Depuis plusieurs semaines, le régime syrien a amassé des renforts aux abords de la province d’Idleb, située dans le nord-ouest du pays à la frontière avec la Turquie.

Désormais, la province est dans le collimateur du régime et de son allié russe qui visent particulièrement les jihadistes de Hayat Tahrir al-Cham, une groupe dominé par les combattants de l’ex-branche syrienne d’Al-Qaïda.

La Turquie, qui a déployé des troupes à Idleb, cherche, de son côté, à éviter un assaut qui provoquerait un nouvel afflux massif de réfugiés sur son territoire.

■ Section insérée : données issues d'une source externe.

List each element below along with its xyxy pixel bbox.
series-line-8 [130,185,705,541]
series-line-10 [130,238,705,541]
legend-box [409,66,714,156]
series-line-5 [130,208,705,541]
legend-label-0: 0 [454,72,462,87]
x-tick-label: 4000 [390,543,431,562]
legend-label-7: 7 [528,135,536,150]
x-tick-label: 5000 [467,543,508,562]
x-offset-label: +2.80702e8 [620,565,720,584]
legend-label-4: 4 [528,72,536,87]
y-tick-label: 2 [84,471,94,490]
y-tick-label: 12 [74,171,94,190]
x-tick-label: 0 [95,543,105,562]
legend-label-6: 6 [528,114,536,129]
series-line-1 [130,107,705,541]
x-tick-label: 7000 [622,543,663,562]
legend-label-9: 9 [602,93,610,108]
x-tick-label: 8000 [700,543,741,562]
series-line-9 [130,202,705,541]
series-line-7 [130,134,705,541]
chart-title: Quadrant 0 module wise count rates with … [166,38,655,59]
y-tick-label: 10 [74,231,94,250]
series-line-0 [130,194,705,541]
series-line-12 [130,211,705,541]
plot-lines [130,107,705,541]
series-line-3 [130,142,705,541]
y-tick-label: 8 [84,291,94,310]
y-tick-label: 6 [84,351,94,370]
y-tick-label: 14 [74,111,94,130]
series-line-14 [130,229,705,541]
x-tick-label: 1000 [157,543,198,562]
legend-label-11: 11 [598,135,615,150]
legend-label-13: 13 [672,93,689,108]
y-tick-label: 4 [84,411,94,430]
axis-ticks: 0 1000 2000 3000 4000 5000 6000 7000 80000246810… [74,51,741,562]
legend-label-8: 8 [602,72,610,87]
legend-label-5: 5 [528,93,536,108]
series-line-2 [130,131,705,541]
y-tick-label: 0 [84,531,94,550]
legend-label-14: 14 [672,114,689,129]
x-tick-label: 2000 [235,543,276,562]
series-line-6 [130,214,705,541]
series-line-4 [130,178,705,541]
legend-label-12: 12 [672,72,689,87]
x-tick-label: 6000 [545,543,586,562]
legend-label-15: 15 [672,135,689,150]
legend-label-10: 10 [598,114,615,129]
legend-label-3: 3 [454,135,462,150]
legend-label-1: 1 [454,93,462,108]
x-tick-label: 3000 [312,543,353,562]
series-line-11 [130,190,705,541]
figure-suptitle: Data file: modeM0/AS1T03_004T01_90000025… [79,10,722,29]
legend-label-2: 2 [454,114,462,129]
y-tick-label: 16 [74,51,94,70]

A Damas, M. Zarif doit également rencontrer le président syrien Bachar al-Assad, selon l’agence de presse iranienne ISNA.

Sa visite intervient une semaine après celle du ministre iranien de la Défense Amir Hatami. Les deux alliés avaient alors signé un accord selon lequel Téhéran va aider Damas à réhabiliter son industrie militaire.